Kim Sang-hoon, a researcher at Hana Financial Investment, stated on the 23rd, "Considering the medium-term fiscal soundness strengthening policy of the new government, the peak of demand-side inflation, and entering the latter phase of interest rate hikes, we recommend a preemptive response focused on long-term bonds." In the short term, he recommended a volatility hedge strategy due to uncertainties in the US-Korea base interest rate hike path.
Researcher Kim predicted that the 2nd quarter of this year would be the peak for government bond yields. He expected 3-year bonds at 2.98%, 5-year bonds at 3.19%, and 10-year bonds at 3.26%, forecasting that the lower bound of interest rates would gradually decrease from the 3rd quarter.
He explained, "From the base interest rate exceeding 1.75%, the proportion of net interest burden relative to consumption surpasses the previous peak, which is expected to negatively impact household consumption," adding, "Additional hikes by the central bank to curb inflation are expected to weaken demand-side inflationary pressures after the summer vacation season."
Accordingly, domestic consumer prices are expected to reach their peak during the 3rd quarter. Domestic inflation has exceeded 3% for a prolonged period on four occasions. Researcher Kim analyzed, "It took an average of 9 months from exceeding 3% to reaching the peak," and "Considering the time lag, the core inflation peak and broad inflationary pressures will reach their peak in the 4th quarter to year-end."
He further diagnosed, "Since the root cause of the prolonged bond bear market was inflation, the economic slowdown due to consumption constraints will gradually reduce sensitivity to inflation, which is expected to lead to capital inflows into the bond market."
However, he noted that variables remain, such as △ the Bank of Korea's 'Big Step' (raising the base interest rate by 50 basis points at once), △ geopolitical risks, and △ changes in the new government's fiscal policy stance.

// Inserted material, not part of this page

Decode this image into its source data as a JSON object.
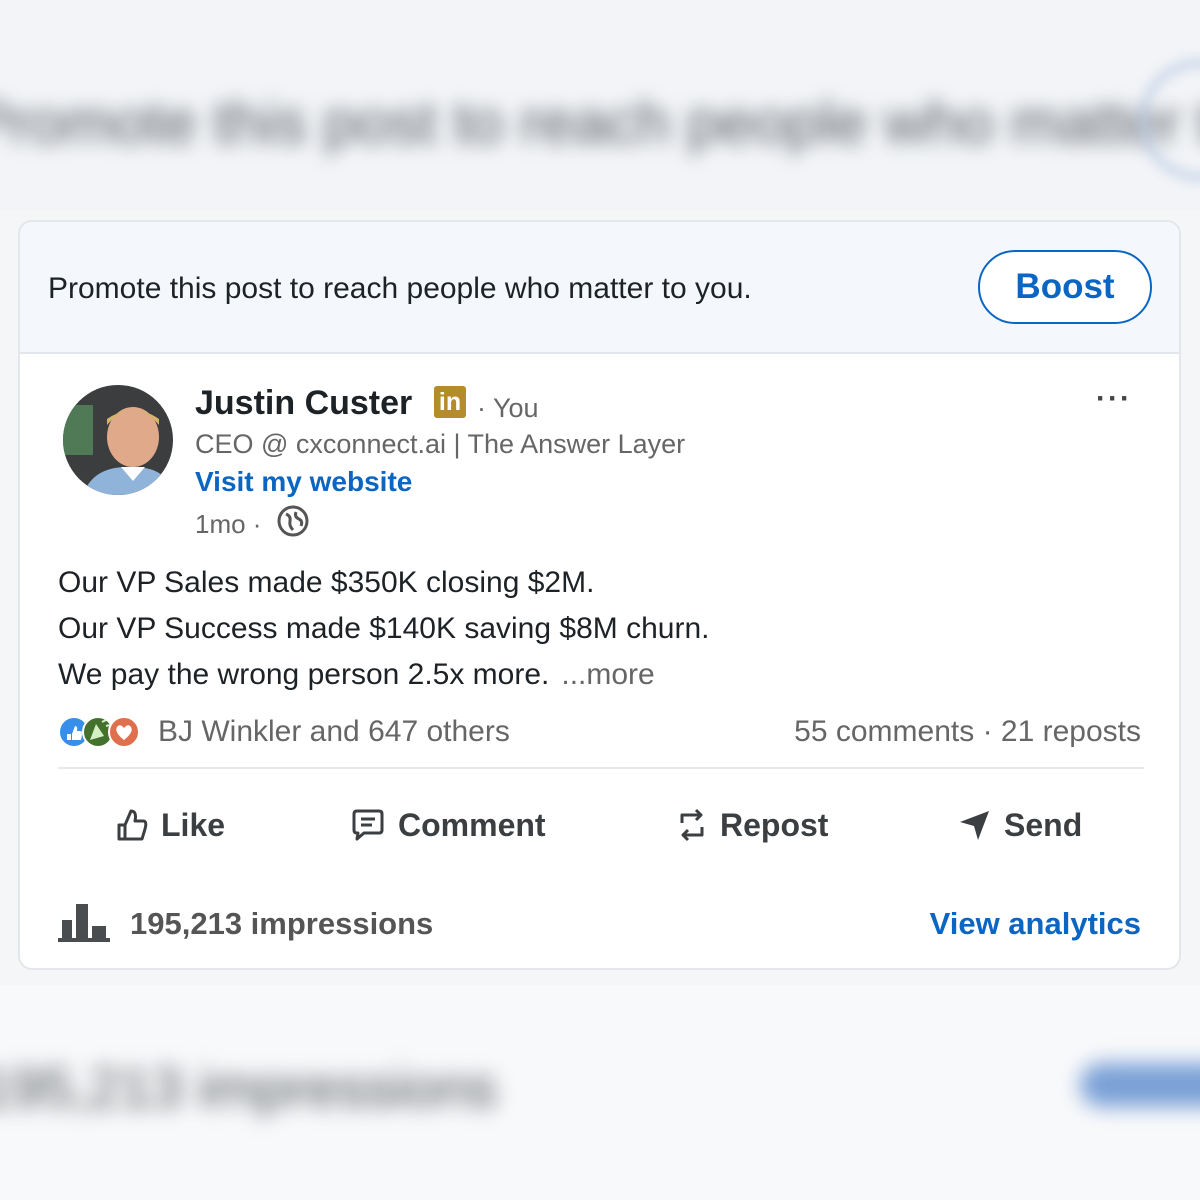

Researcher Kim pointed out, "The Bank of Korea's Big Step raises expectations for the terminal interest rate and is a factor that could push bond yields about 20 basis points higher than the previous peak." He added, "If geopolitical risks reoccur, crude oil and food prices could surge, raising overall inflation, and if the fiscal soundness strengthening policy is not maintained, bond yields could rise further."